Pour le secrétaire général de l’Organisation africaine des pays producteurs de pétrole (APPO), Mahaman Laouan Gaya, si «l’Afrique devait se considérer comme un seul producteur, dans les années à venir, le contient pourrait défier les puissances pétrolières actuelles et devenir un acteur incontournable de la scène pétrolière internationale».

L’Afrique, un géant qui se réveille. © D.R.

 

Le continent africain, avec ses anciens et nouveaux marchés des hydrocarbures, se dessine progressivement un futur de leader international à travers ses ressources pétrolières et gazières. L’Afrique s’ouvre à de nouveaux défis qui influenceront l’avenir du secteur pétrolier. À la seule condition que les pays producteurs de pétrole et de gaz parviennent à s’unir pour mieux défendre leurs objectifs dans un contexte mondial de volatilité des cours.

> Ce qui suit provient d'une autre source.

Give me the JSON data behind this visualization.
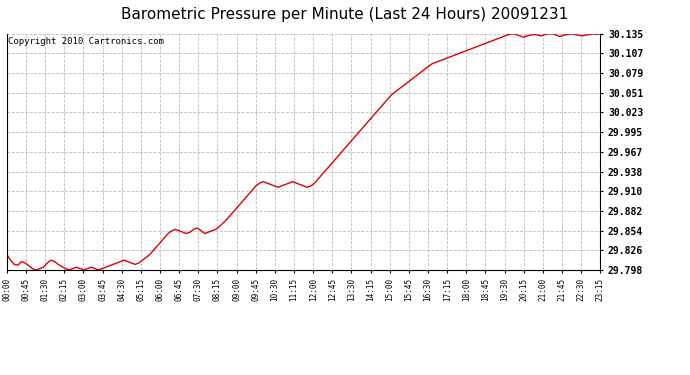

Avec une production totale cumulée de près de 10 millions de barils par jour, les pays africains producteurs de pétrole, disposeraient d’un potentiel éminemment abondant pouvant permettre de confirmer l’Afrique en tant que point stratégique de l’exploration mondiale. «Si l’Afrique devait se considérer comme un seul producteur, il est clair que dans les années à venir, le contient pourrait défier les puissances pétrolières actuelles et devenir un acteur incontournable de la scène pétrolière internationale», a affirmé le secrétaire général de l’APPO, Mahaman Laouan Gaya, à financialafrik.com.

L’avenir étant rarement sûr, les scénarios et projets pouvant confirmer à l’Afrique les positions de nouveau point chaud de l’exploration mondiale et celle d’acteur incontournable de la scène internationale sont pour les pays africains producteurs de pétrole. Notamment si elle parvenait à développer de nouveaux champs et d’attirer les investissements nécessaires dans leurs zones pétrolières et gazières.

Les évolutions à surveiller, selon la Chambre africaine d’énergie, comprennent notamment le développement du champ de SNE au Sénégal, où les travaux d’étude préliminaire sont en cours et où une décision finale d’investissement (FID) est attendue cette année par Woodside Energy et Cairn Energy. Il y a également l’exploitation du gisement pétrolifère Amdigh au Niger, où un programme de production de 5 millions de dollars par Savannah Petroleum devrait commencer prochainement ; et l’ouverture du bassin sud de Lokichar au Kenya par Tullow Oil, où la FID est également attendue avant la fin de l’année, alors que les tensions avec la communauté locale du Turkana montent. Le Gabon et le Congo-Brazzaville, membres de l’OPEP, ont chacun des appels d’offres en cours. Le Nigéria et l’Angola, deux producteurs africains plus importants et aussi membres de l’OPEP, lanceront des appels d’offres innovants cette année.

Le Ghana, le dernier entrant sur la scène pétrolière africaine, tient son premier appel d’offres officiel, qui doit s’achever en mai 2019 et qui aurait attiré l’attention de 16 sociétés pétrolières, dont les majors ExxonMobil, BP, Total et ENI. En tant que nouvelle frontière offshore prometteuse pour l’Afrique de l’Est, Madagascar propose également 44 concessions jusqu’en mai 2019, n’ayant jamais fait l’objet d’un appel d’offres ou avoir été explorées auparavant. Pour un pays qui n’a pas encore découvert de pétrole majeur, cet appel d’offres est un réel pari.

 
 

1 Commentaire

  1. Serge Makaya dit :

    Pour être une véritable PUISSANCE MONDIALE, l’Afrique doit d’abord se débarrasser de la France qui devient pour elle un frein au développement, un véritable bourrelet qui freine son ascension économique.

    La France est le seul pays au monde qui gère une CELLULE appelée “AFRICAINE DE L’ÉLYSÉE”. Ça n’existe nulle part ailleurs. Pourquoi elle n’a pas aussi une cellule américaine de l’Elysée ou une cellule asiatique de l’Elysée ? Ceci pour vous faire bien prendre conscience que la cellule africaine de l’Elysée est bien un FREIN au progrès économique de notre Continent.

    Pour que l’Afrique s’éveille, elle doit IMPÉRATIVEMENT se débarrasser (se défaire) du BOURRELET France. La France est un frein au progrès économique et politique de l’Afrique.